VarlosZ:
RE: my last post, if you just look at the OP in the referenced thread, it could be mistaken for run of the mill subjective morality. But this and this are two good examples of the positions he’s staked out.
In the abstract, hurting another person is not enough incentive to stop me from doing something I want to do.
Here’s one example: I would have killed Hitler if I were alive when he was and had the opportunity.
I addressed your objection in the OP. Sure there are shared moral principles, but this does not mean that (i) everyone applies them in the exact same way (a weak argument, I admit, as your poison ivy example points out) and (ii) everyone accords the same punishment to someone who acts not in accord with their moral principles.
Also, people debate about whether an action is immoral even when it would be impossible or unlikely for any (or many) other people to find out that the person did the action. Therefore, violation of a shared moral principle with assumed consequences does not support all arguments about whether an action is moral or not.
Also, people debate about whether an action is immoral even when lots of people do that action without apparent consequences (or with mildly bad consequences). For example, the many threads on whether it is immoral to drive an SUV.
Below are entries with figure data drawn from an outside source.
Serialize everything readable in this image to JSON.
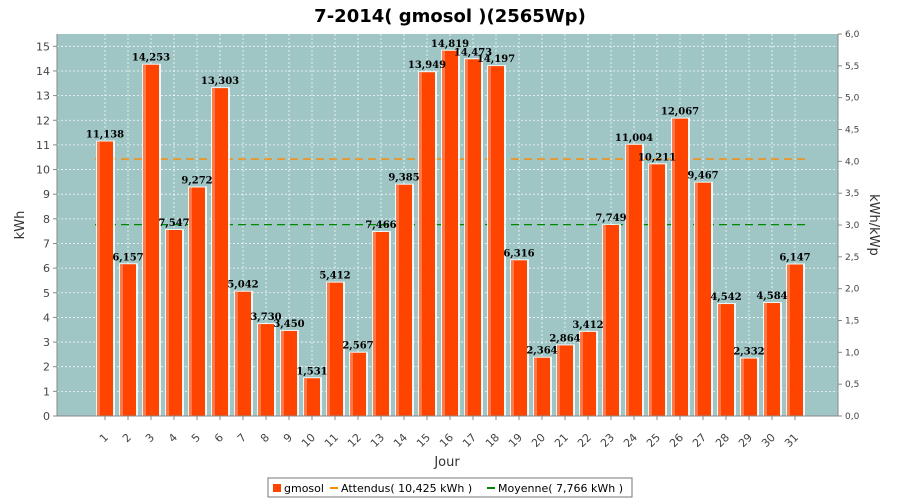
{
  "chart_data": {
    "type": "bar",
    "title": "7-2014( gmosol )(2565Wp)",
    "xlabel": "Jour",
    "ylabel": "kWh",
    "ylabel_right": "kWh/kWp",
    "ylim": [
      0,
      15.5
    ],
    "ylim_right": [
      0,
      6.0
    ],
    "yticks": [
      0,
      1,
      2,
      3,
      4,
      5,
      6,
      7,
      8,
      9,
      10,
      11,
      12,
      13,
      14,
      15
    ],
    "yticks_right": [
      "0,0",
      "0,5",
      "1,0",
      "1,5",
      "2,0",
      "2,5",
      "3,0",
      "3,5",
      "4,0",
      "4,5",
      "5,0",
      "5,5",
      "6,0"
    ],
    "categories": [
      "1",
      "2",
      "3",
      "4",
      "5",
      "6",
      "7",
      "8",
      "9",
      "10",
      "11",
      "12",
      "13",
      "14",
      "15",
      "16",
      "17",
      "18",
      "19",
      "20",
      "21",
      "22",
      "23",
      "24",
      "25",
      "26",
      "27",
      "28",
      "29",
      "30",
      "31"
    ],
    "series": [
      {
        "name": "gmosol",
        "values": [
          11.138,
          6.157,
          14.253,
          7.547,
          9.272,
          13.303,
          5.042,
          3.73,
          3.45,
          1.531,
          5.412,
          2.567,
          7.466,
          9.385,
          13.949,
          14.819,
          14.473,
          14.197,
          6.316,
          2.364,
          2.864,
          3.412,
          7.749,
          11.004,
          10.211,
          12.067,
          9.467,
          4.542,
          2.332,
          4.584,
          6.147
        ],
        "labels": [
          "11,138",
          "6,157",
          "14,253",
          "7,547",
          "9,272",
          "13,303",
          "5,042",
          "3,730",
          "3,450",
          "1,531",
          "5,412",
          "2,567",
          "7,466",
          "9,385",
          "13,949",
          "14,819",
          "14,473",
          "14,197",
          "6,316",
          "2,364",
          "2,864",
          "3,412",
          "7,749",
          "11,004",
          "10,211",
          "12,067",
          "9,467",
          "4,542",
          "2,332",
          "4,584",
          "6,147"
        ],
        "color": "#ff4400"
      }
    ],
    "reference_lines": [
      {
        "name": "Attendus( 10,425 kWh )",
        "value": 10.425,
        "color": "#ff8800",
        "dash": "8,5"
      },
      {
        "name": "Moyenne( 7,766 kWh )",
        "value": 7.766,
        "color": "#008800",
        "dash": "8,5"
      }
    ],
    "grid": true,
    "legend": "bottom-center",
    "plot_background": "#9fc5c5"
  }
}
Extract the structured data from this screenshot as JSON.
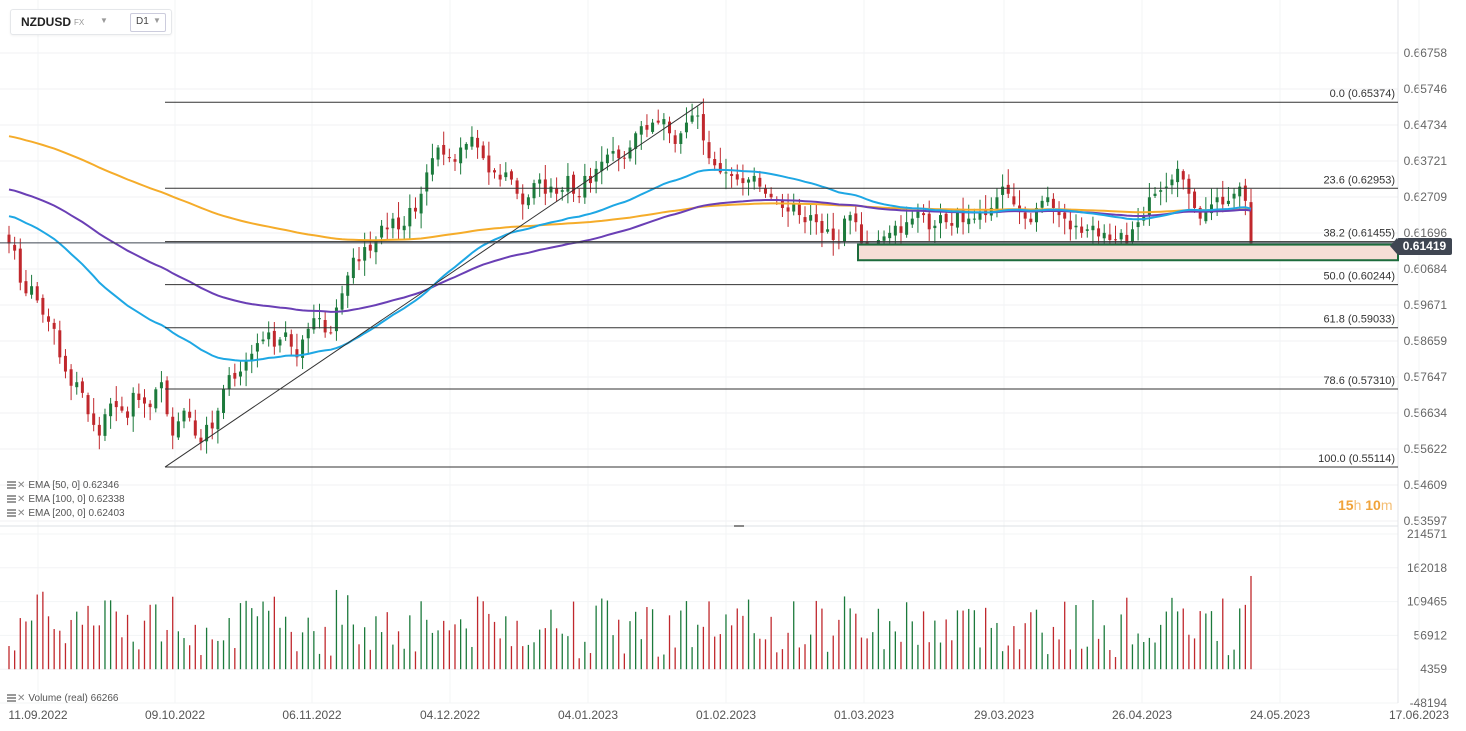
{
  "header": {
    "symbol": "NZDUSD",
    "asset_class": "FX",
    "timeframe": "D1"
  },
  "current_price": "0.61419",
  "timer": {
    "hours": "15",
    "h_unit": "h",
    "minutes": "10",
    "m_unit": "m"
  },
  "indicators": [
    {
      "label": "EMA [50, 0]",
      "value": "0.62346"
    },
    {
      "label": "EMA [100, 0]",
      "value": "0.62338"
    },
    {
      "label": "EMA [200, 0]",
      "value": "0.62403"
    }
  ],
  "volume_indicator": {
    "label": "Volume (real)",
    "value": "66266"
  },
  "colors": {
    "up": "#1c7a3c",
    "down": "#c0282d",
    "ema50": "#1ea7e4",
    "ema100": "#6a3fb5",
    "ema200": "#f5ac2a",
    "zone_fill": "#f6ded6",
    "zone_border": "#1c6b3c"
  },
  "chart_data": {
    "type": "candlestick",
    "price_axis_labels": [
      "0.66758",
      "0.65746",
      "0.64734",
      "0.63721",
      "0.62709",
      "0.61696",
      "0.60684",
      "0.59671",
      "0.58659",
      "0.57647",
      "0.56634",
      "0.55622",
      "0.54609",
      "0.53597"
    ],
    "volume_axis_labels": [
      "214571",
      "162018",
      "109465",
      "56912",
      "4359",
      "-48194"
    ],
    "date_labels": [
      "11.09.2022",
      "09.10.2022",
      "06.11.2022",
      "04.12.2022",
      "04.01.2023",
      "01.02.2023",
      "01.03.2023",
      "29.03.2023",
      "26.04.2023",
      "24.05.2023",
      "17.06.2023"
    ],
    "fibonacci": [
      {
        "label": "0.0 (0.65374)",
        "price": 0.65374
      },
      {
        "label": "23.6 (0.62953)",
        "price": 0.62953
      },
      {
        "label": "38.2 (0.61455)",
        "price": 0.61455
      },
      {
        "label": "50.0 (0.60244)",
        "price": 0.60244
      },
      {
        "label": "61.8 (0.59033)",
        "price": 0.59033
      },
      {
        "label": "78.6 (0.57310)",
        "price": 0.5731
      },
      {
        "label": "100.0 (0.55114)",
        "price": 0.55114
      }
    ],
    "zone": {
      "top": 0.6137,
      "bottom": 0.6093
    },
    "trendline": {
      "from": {
        "date": "13.10.2022",
        "price": 0.55114
      },
      "to": {
        "date": "02.02.2023",
        "price": 0.65374
      }
    },
    "close_series": [
      0.614,
      0.612,
      0.603,
      0.6,
      0.602,
      0.598,
      0.594,
      0.592,
      0.59,
      0.582,
      0.578,
      0.574,
      0.575,
      0.572,
      0.566,
      0.563,
      0.56,
      0.566,
      0.569,
      0.568,
      0.567,
      0.565,
      0.572,
      0.57,
      0.569,
      0.568,
      0.573,
      0.575,
      0.566,
      0.56,
      0.564,
      0.567,
      0.565,
      0.56,
      0.558,
      0.563,
      0.562,
      0.567,
      0.573,
      0.577,
      0.576,
      0.578,
      0.581,
      0.583,
      0.586,
      0.587,
      0.589,
      0.585,
      0.587,
      0.589,
      0.585,
      0.582,
      0.587,
      0.59,
      0.593,
      0.593,
      0.589,
      0.589,
      0.596,
      0.6,
      0.605,
      0.61,
      0.609,
      0.613,
      0.612,
      0.615,
      0.619,
      0.618,
      0.621,
      0.618,
      0.619,
      0.624,
      0.623,
      0.628,
      0.634,
      0.638,
      0.641,
      0.639,
      0.638,
      0.637,
      0.641,
      0.642,
      0.644,
      0.641,
      0.638,
      0.634,
      0.634,
      0.632,
      0.634,
      0.632,
      0.628,
      0.625,
      0.627,
      0.631,
      0.632,
      0.628,
      0.63,
      0.628,
      0.629,
      0.633,
      0.628,
      0.627,
      0.633,
      0.631,
      0.635,
      0.637,
      0.639,
      0.64,
      0.638,
      0.638,
      0.641,
      0.645,
      0.647,
      0.646,
      0.648,
      0.648,
      0.649,
      0.645,
      0.642,
      0.645,
      0.648,
      0.65,
      0.65,
      0.643,
      0.638,
      0.636,
      0.634,
      0.634,
      0.633,
      0.632,
      0.631,
      0.632,
      0.633,
      0.63,
      0.628,
      0.627,
      0.626,
      0.624,
      0.623,
      0.625,
      0.622,
      0.62,
      0.622,
      0.62,
      0.617,
      0.618,
      0.615,
      0.614,
      0.621,
      0.622,
      0.62,
      0.614,
      0.611,
      0.612,
      0.615,
      0.616,
      0.617,
      0.619,
      0.617,
      0.62,
      0.621,
      0.623,
      0.622,
      0.618,
      0.619,
      0.622,
      0.62,
      0.619,
      0.623,
      0.62,
      0.621,
      0.621,
      0.623,
      0.622,
      0.624,
      0.627,
      0.63,
      0.628,
      0.625,
      0.623,
      0.621,
      0.62,
      0.624,
      0.626,
      0.627,
      0.624,
      0.622,
      0.621,
      0.618,
      0.619,
      0.617,
      0.618,
      0.619,
      0.616,
      0.617,
      0.615,
      0.615,
      0.617,
      0.614,
      0.618,
      0.62,
      0.622,
      0.627,
      0.628,
      0.629,
      0.63,
      0.632,
      0.635,
      0.632,
      0.628,
      0.624,
      0.621,
      0.623,
      0.625,
      0.627,
      0.625,
      0.626,
      0.628,
      0.63,
      0.626,
      0.614
    ]
  }
}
Seriously, he won’t shut up about whether supposedly immoral acts have bad consequences for the perpetrator; it’s the only criteria he ever recognizes as meaningful. He really doesn’t seem to grok what you guys are talking about.
Well, glad to see you’ve been paying attention, but you’re mixing some things up. I didn’t say that the morality of an act depends on whether there are consequences to the perpetrator. I said that discussing whether an act is moral or not is a useless thing to do because there are no consequences to making that determination.